真貴乃が心配そうな顔をして李夢と俺を交互に見る。眉間に皺を寄せ、何度も李夢の頭を撫でる真貴乃を俺はただただ見ていた。

「天形は特に身体的に問題は無かったんじゃないのか?」

浩志が李夢から目を話さないまま、ボソリ、と呟いた。握り締めた拳の掌へ爪が食い込んでいく。

「大丈夫、なはずだったんだ」

俺は冨永と浩志に、李夢の記憶の一部が欠落している事を話した。何の記憶が欠落しているかも。

「どうして。忘れているものが何なのかが解っているなら、李夢に言ってあげたらいいじゃん。城之園は李夢の」

「真貴乃」

俺が遮るよりも前に浩志が冨永を止めた。

「これは、天形自身が気付かないと意味が無いだろう」

浩志と俺は気が合うし、考えも似ている。だからこそ、浩志は俺の考えていることが分かるのだ。俺は「ありがとう」と浩志に告げ、李夢の頬を撫でた。乾いた唇を舌で軽く湿らせる。

「俺は待つよ。李夢が思い出す日まで。だから」

少しの間。長く感じる間の中で、ゆっくりと頭を下げていく。

「頼む。協力してくれ」

自分の靴を見続けた。

浩志は息を漏らした笑い方で俺の肩を2回程軽く叩いた。「全く…あんたって奴は…」と呆れる冨永の声は掠れていた。

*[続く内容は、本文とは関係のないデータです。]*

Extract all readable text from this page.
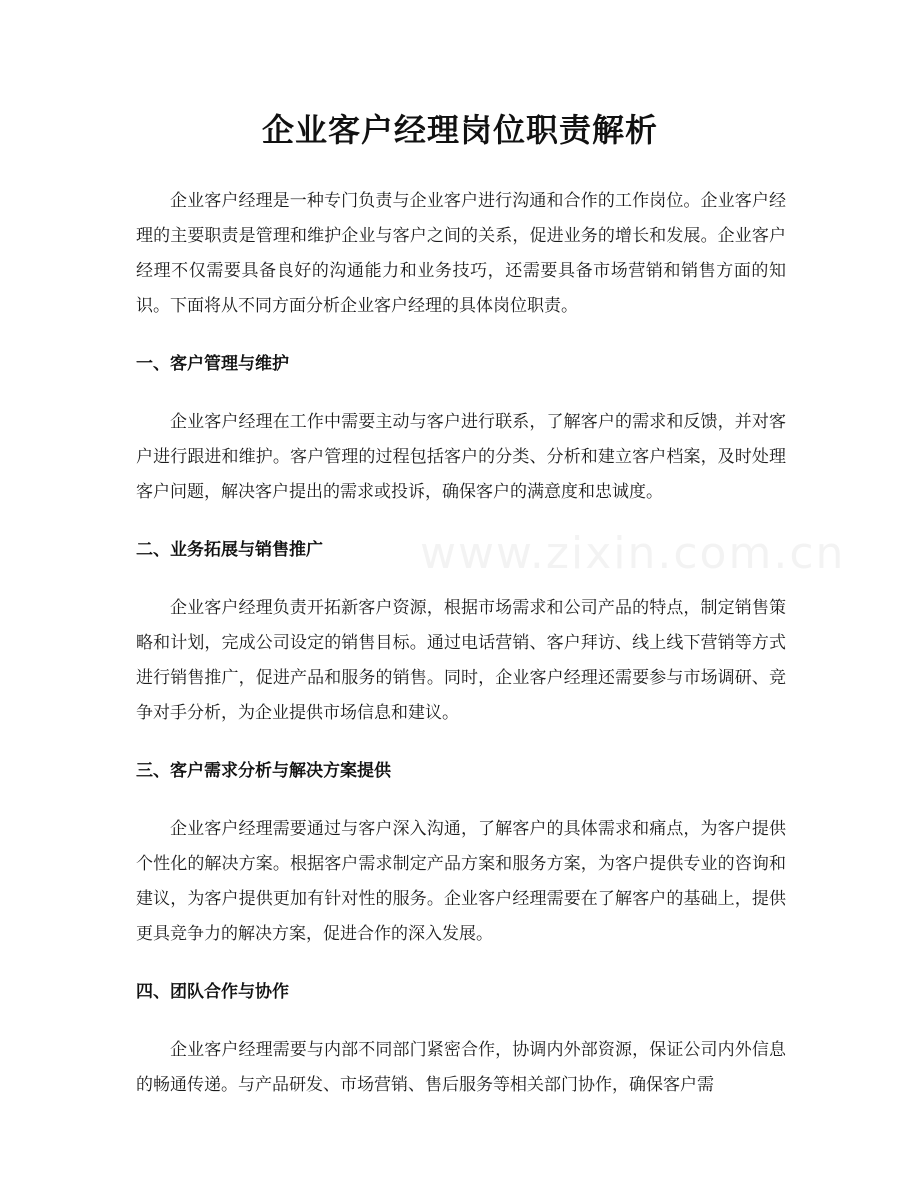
企业客户经理岗位职责解析
www.zixin.com.cn

企业客户经理是一种专门负责与企业客户进行沟通和合作的工作岗位。企业客户经理的主要职责是管理和维护企业与客户之间的关系，促进业务的增长和发展。企业客户经理不仅需要具备良好的沟通能力和业务技巧，还需要具备市场营销和销售方面的知识。下面将从不同方面分析企业客户经理的具体岗位职责。

一、客户管理与维护

企业客户经理在工作中需要主动与客户进行联系，了解客户的需求和反馈，并对客户进行跟进和维护。客户管理的过程包括客户的分类、分析和建立客户档案，及时处理客户问题，解决客户提出的需求或投诉，确保客户的满意度和忠诚度。

二、业务拓展与销售推广

企业客户经理负责开拓新客户资源，根据市场需求和公司产品的特点，制定销售策略和计划，完成公司设定的销售目标。通过电话营销、客户拜访、线上线下营销等方式进行销售推广，促进产品和服务的销售。同时，企业客户经理还需要参与市场调研、竞争对手分析，为企业提供市场信息和建议。

三、客户需求分析与解决方案提供

企业客户经理需要通过与客户深入沟通，了解客户的具体需求和痛点，为客户提供个性化的解决方案。根据客户需求制定产品方案和服务方案，为客户提供专业的咨询和建议，为客户提供更加有针对性的服务。企业客户经理需要在了解客户的基础上，提供更具竞争力的解决方案，促进合作的深入发展。

四、团队合作与协作

企业客户经理需要与内部不同部门紧密合作，协调内外部资源，保证公司内外信息的畅通传递。与产品研发、市场营销、售后服务等相关部门协作，确保客户需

李夢は体が弱いわけではなかった。逆に普通に比べて健康過ぎるくらいだった。小中高では皆勤賞を毎度取っていた。それは大学に入ってからも同じだった。ただ、本当に運が悪かったのだ。

出展作品制作で忙しく、寝不足が原因で倒れた。倒れどころと打ち場所が悪かったのだ。

自分の異状に実感を持ってないまま日が経つ恐怖に、身を強ばらせる李夢を見て抱き締めることしか出来ない自分が情けなかった。

事実を伝えられたら……でも、そんな解決策なんて望んでない。俺もたぶん李夢も。だから、俺は待つ。李夢が思い出すまで。思い出すまでの辛さを俺も共に抱く。

待ってる。


To be continue...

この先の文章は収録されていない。